I have a SSIS package importing data from a .csv file. This file has doulbe quotes ("
) qualifiers for each entry in it but also in between. I also added commas (,
) as a column delimiter. I can't give you the original data I'm working with but here is an example how my data is passed in Flat File Source:
"ID-1","A "B"", C, D, E","Today"
"ID-2","A, B, C, D, E,F","Yesterday"
"ID-3","A and nothing else","Today"
As you can see the second column can contain quotes (and commas) which smashes my SSIS import with an error pointing at this line.
I'm not really familiar with regular expressions, but I've heard that this might help in this case.
In my eyes I need to replace all the double quotes ("
) by single quotes ('
) except...
- ...all quotes at the beginning of one line
- ...all quotes at the end of one line
- ...quotes which are part of
","
Can anyone of you help me out in this thing? Would be great!
Thanks in advance!
To replace double quotes with single quotes according to your specifications, use this simple regex. This regex will allow whitespace at the beginning and/or end of lines.
string pattern = @"(?<!^\s*|,)""(?!,""|\s*$)";
string resultString = Regex.Replace(subjectString, pattern, "'", RegexOptions.Multiline);
This is the explanation of the pattern:
// (?<!^\s*|,)"(?!,"|\s*$)
//
// Options: ^ and $ match at line breaks
//
// Assert that it is impossible to match the regex below with the match ending at this position (negative lookbehind) «(?<!^\s*|,)»
// Match either the regular expression below (attempting the next alternative only if this one fails) «^\s*»
// Assert position at the beginning of a line (at beginning of the string or after a line break character) «^»
// Match a single character that is a “whitespace character” (spaces, tabs, and line breaks) «\s*»
// Between zero and unlimited times, as many times as possible, giving back as needed (greedy) «*»
// Or match regular expression number 2 below (the entire group fails if this one fails to match) «,»
// Match the character “,” literally «,»
// Match the character “"” literally «"»
// Assert that it is impossible to match the regex below starting at this position (negative lookahead) «(?!,"|\s*$)»
// Match either the regular expression below (attempting the next alternative only if this one fails) «,"»
// Match the characters “,"” literally «,"»

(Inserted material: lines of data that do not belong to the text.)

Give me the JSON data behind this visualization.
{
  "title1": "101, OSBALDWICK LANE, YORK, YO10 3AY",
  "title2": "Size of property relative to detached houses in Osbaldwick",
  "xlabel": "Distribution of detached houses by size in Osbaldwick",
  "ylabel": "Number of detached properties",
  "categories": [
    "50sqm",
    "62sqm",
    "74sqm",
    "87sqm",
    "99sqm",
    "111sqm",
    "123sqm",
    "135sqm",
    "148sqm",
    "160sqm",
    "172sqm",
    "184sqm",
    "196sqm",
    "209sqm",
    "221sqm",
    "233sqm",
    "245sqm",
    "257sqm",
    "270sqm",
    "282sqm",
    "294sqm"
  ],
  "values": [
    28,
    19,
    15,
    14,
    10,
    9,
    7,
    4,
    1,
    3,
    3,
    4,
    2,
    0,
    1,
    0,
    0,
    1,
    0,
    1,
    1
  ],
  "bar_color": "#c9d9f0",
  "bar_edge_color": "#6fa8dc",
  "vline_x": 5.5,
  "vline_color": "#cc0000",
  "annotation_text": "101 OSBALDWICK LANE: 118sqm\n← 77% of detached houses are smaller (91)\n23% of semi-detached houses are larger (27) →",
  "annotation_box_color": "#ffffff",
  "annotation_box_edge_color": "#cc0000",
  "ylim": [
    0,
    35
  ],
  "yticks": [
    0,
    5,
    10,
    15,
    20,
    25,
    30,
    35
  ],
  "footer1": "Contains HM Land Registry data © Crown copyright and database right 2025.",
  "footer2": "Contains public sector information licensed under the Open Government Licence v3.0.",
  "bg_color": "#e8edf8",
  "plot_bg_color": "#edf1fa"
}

// Or match regular expression number 2 below (the entire group fails if this one fails to match) «\s*$»
// Match a single character that is a “whitespace character” (spaces, tabs, and line breaks) «\s*»
// Between zero and unlimited times, as many times as possible, giving back as needed (greedy) «*»

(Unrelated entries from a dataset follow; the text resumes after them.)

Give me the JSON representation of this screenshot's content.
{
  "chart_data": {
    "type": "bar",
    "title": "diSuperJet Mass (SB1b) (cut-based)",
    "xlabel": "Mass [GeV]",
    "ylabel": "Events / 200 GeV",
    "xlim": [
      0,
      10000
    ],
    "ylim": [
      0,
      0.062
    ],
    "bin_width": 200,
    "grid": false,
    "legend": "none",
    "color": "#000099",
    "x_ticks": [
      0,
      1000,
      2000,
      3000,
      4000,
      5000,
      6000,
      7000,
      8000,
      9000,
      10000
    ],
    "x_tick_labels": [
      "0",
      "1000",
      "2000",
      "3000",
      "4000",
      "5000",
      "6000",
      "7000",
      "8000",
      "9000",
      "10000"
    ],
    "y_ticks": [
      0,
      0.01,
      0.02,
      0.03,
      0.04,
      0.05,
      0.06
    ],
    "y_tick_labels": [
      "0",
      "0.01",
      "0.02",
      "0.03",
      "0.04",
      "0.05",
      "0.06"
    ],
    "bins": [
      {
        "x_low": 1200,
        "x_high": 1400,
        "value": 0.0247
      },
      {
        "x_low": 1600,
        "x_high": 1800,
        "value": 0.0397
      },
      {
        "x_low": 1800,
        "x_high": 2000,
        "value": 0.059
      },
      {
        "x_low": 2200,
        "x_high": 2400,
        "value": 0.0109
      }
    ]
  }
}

// Assert position at the end of a line (at the end of the string or before a line break character) «$»
You can split columns with regex match pattern
/(?:(?<=^")|(?<=",")).*?(?:(?="\s*$)|(?=","))/g
See this demo.
while loading CSV with double quotes and comma there is one limitation that extra double quotes has been added and the data also enclosed with the double quotes you can check in the preview of source file.

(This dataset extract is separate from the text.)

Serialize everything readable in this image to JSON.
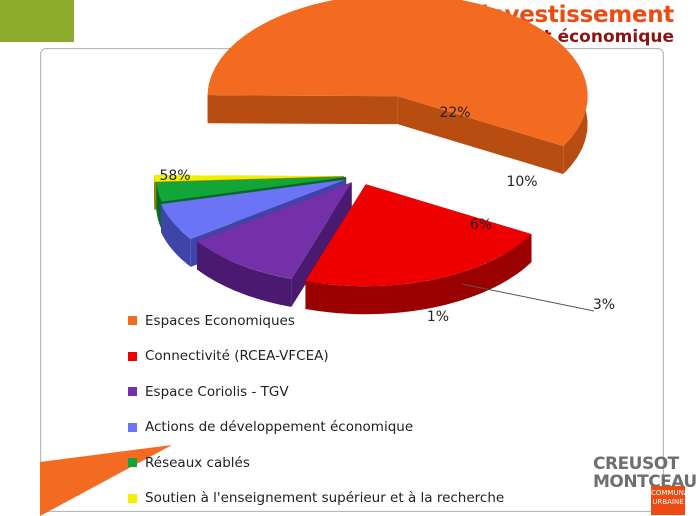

So, add the derived column task and give the below expression:-
(REPLACE(REPLACE(RIGHT(SUBSTRING(TRIM(COL2),1,LEN(COL2) - 1),LEN(COL2) - 2)," ","@"),"\"\"","\""),"@"," ")
the bold part removes the data enclosed with double quotes.
Try this and do let me know if this is helpful
Use text qualifier "
for CSV destination
before inserting values to CSV destination, add a derived column expression
REPLACE(REPLACE([Column1],",",""),"\"","")
This will retain "
in your text field